I
– «Отец есть любовь». Аб вад. Аб – Отец, вад – любовь. Вот что на талисмане написано.
– Что это значит?
– Не знаю… Как надела мне его мать на шею, так и ношу, никогда не снимаю; он меня всю жизнь хранит. Сохранил и давеча от зверя. Когда из камышей выпорскнул вепрь, сшиб меня с ног, хватился я ножа – ножны пусты. Под брюхом у него лежу, а он надо мною храпит, горло клыком достает. Хорошо, что внизу у ключицы задел, а если бы чуть-чуть повыше, тут бы мне и конец. Вспомнил я талисман, одной рукой нащупал на груди, «Аб вад», – шепчу, а другой рукой нашарил нож в траве; должно быть, выронил, падая. Изловчился, приподнялся и всадил его по рукоять в брюхо зверю.
– Талисман тебя спас, а ты – меня.
– Я о тебе не думал… Ну а если бы и спас, какая мне прибыль? Мы ведь купцы о прибыли только и думаем.
– Погоди, купец, может быть, будет и прибыль…
Лица ее не видел он, но слышал по голосу, что улыбнулась так ласково, что, хотя и знал, что счастья не будет, все-таки сердце от счастья замерло.

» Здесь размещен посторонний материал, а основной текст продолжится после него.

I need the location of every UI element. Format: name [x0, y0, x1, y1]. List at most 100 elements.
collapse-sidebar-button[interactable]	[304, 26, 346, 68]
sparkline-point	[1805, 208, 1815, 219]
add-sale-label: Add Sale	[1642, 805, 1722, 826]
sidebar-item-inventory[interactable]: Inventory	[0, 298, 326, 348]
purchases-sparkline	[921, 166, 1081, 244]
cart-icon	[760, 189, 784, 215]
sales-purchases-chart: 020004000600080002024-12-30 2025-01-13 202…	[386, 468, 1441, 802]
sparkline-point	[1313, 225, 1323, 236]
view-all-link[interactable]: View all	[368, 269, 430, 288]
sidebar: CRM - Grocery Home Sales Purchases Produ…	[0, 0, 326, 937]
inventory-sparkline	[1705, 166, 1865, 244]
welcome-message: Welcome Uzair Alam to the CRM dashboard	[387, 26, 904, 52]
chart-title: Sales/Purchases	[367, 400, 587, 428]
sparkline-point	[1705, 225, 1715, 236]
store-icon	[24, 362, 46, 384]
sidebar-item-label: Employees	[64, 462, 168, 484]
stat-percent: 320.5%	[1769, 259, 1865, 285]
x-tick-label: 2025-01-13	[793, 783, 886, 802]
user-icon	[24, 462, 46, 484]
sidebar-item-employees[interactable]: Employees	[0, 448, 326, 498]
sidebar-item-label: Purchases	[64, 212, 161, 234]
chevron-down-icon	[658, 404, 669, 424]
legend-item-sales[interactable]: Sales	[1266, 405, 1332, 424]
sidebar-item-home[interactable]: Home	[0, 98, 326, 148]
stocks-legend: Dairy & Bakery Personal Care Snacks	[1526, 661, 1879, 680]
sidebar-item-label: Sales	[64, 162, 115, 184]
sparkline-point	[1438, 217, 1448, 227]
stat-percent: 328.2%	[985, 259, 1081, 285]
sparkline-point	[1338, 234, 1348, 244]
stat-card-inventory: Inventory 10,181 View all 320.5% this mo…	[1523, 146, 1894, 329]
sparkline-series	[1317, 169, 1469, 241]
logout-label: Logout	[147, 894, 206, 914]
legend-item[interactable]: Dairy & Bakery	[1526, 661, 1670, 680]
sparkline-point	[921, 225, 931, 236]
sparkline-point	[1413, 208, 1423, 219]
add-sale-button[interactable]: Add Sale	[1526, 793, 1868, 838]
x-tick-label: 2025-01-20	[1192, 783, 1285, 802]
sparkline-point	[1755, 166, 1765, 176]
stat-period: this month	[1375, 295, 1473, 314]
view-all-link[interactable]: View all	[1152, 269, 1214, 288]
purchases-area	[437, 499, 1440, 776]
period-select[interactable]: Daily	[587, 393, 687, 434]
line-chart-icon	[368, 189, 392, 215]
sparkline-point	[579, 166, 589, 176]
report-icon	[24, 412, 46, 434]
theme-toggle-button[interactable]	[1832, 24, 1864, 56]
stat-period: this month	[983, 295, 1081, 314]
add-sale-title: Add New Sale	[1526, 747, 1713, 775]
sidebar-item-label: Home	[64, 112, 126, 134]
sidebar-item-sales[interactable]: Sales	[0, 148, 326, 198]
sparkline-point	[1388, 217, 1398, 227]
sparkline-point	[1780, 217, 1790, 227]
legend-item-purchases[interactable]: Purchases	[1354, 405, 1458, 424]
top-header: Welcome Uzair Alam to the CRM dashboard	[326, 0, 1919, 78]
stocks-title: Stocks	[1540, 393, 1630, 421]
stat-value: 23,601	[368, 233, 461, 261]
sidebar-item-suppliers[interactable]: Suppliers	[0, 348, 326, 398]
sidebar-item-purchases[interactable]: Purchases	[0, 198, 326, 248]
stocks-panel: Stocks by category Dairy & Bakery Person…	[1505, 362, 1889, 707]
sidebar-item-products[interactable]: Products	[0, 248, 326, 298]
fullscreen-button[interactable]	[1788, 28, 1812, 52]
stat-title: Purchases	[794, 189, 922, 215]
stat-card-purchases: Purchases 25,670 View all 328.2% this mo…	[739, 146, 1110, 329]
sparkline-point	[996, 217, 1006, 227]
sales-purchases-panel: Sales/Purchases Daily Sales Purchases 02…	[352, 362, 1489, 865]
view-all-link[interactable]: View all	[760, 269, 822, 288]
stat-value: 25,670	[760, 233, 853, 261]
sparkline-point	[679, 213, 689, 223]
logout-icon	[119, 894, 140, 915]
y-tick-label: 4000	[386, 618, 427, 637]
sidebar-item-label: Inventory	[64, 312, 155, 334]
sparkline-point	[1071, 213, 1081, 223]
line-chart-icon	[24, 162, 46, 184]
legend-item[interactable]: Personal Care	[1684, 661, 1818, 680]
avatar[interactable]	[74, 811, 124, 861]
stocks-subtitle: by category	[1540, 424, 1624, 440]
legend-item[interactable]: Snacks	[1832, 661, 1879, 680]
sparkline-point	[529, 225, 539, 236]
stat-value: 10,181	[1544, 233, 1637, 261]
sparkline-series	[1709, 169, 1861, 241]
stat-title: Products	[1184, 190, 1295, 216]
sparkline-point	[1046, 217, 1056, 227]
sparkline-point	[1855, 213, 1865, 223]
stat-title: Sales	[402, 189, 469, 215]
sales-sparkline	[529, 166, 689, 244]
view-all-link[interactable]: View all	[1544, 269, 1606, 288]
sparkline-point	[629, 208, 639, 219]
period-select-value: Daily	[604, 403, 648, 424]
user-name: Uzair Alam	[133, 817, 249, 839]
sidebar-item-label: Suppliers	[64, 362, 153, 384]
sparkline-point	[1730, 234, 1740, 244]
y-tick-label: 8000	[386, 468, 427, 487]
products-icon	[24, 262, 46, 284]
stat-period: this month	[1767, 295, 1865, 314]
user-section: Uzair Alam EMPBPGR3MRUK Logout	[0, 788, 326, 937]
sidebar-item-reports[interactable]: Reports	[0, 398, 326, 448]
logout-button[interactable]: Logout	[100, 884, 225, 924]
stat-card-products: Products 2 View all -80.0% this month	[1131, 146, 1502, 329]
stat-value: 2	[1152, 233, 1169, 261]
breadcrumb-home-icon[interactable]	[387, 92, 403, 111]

Таммузадад, сын Иштаррамана, вавилонянин, и Дио, дочь Аридоэля, критянка, шли по лесной дороге с Иды-горы, в город Кносс, столицу острова Крит. Дорогу – две колеи в красно-желтой глине – проложили скрипучими колесами телег дровосеки, возившие лес с Горы – мачтовые сосны и кедры – на корабельные верфи Кносской гавани.
Охотники возвращались с ловли диких быков, а вепря затравили нечаянно: сам набежал на них, вспугнутый гончими. Священные игры быков совершались на Кносском ристалище во славу Быка. Каждую весну ловцы и ловчихи отправлялись за ними на Гору. Там, на медвяно злачных пажитях, у ледяно струйных вод, паслись быки, неукротимо дикие, тяжело тучные, широколбистые, огромно рогатые, чудовищно прекрасные, первенцы творения, сыны Земли Матери богоподобные. Ловили их, как птиц, в тенета, сплетенные из толстых морских канатов, расставленные в лесных дебрях, на водопойных тропах.
Уже весна цвела в долинах, а здесь, на Горе, все еще была зима. Пронзительно холодный ветер задувал со снежной Иды. Тучи неслись по небу так низко, что, казалось, цеплялись за верхушки сосен. Шел мокрый снег с дождем. Смеркалось.
Но весна была уже и в зимних сумерках. Из-под кучи прелых листьев пробивались ландыши; во мху цвели фиалки; куковала кукушка, как будто знала и она, что счастья не будет, а все-таки плакала от счастья.
– Да, от всего спасал талисман, – заговорил он опять, – от огня, от яда, от зверя; от одного не спас…
– От чего? – спросила она. Он не ответил, и она поняла: «От тебя».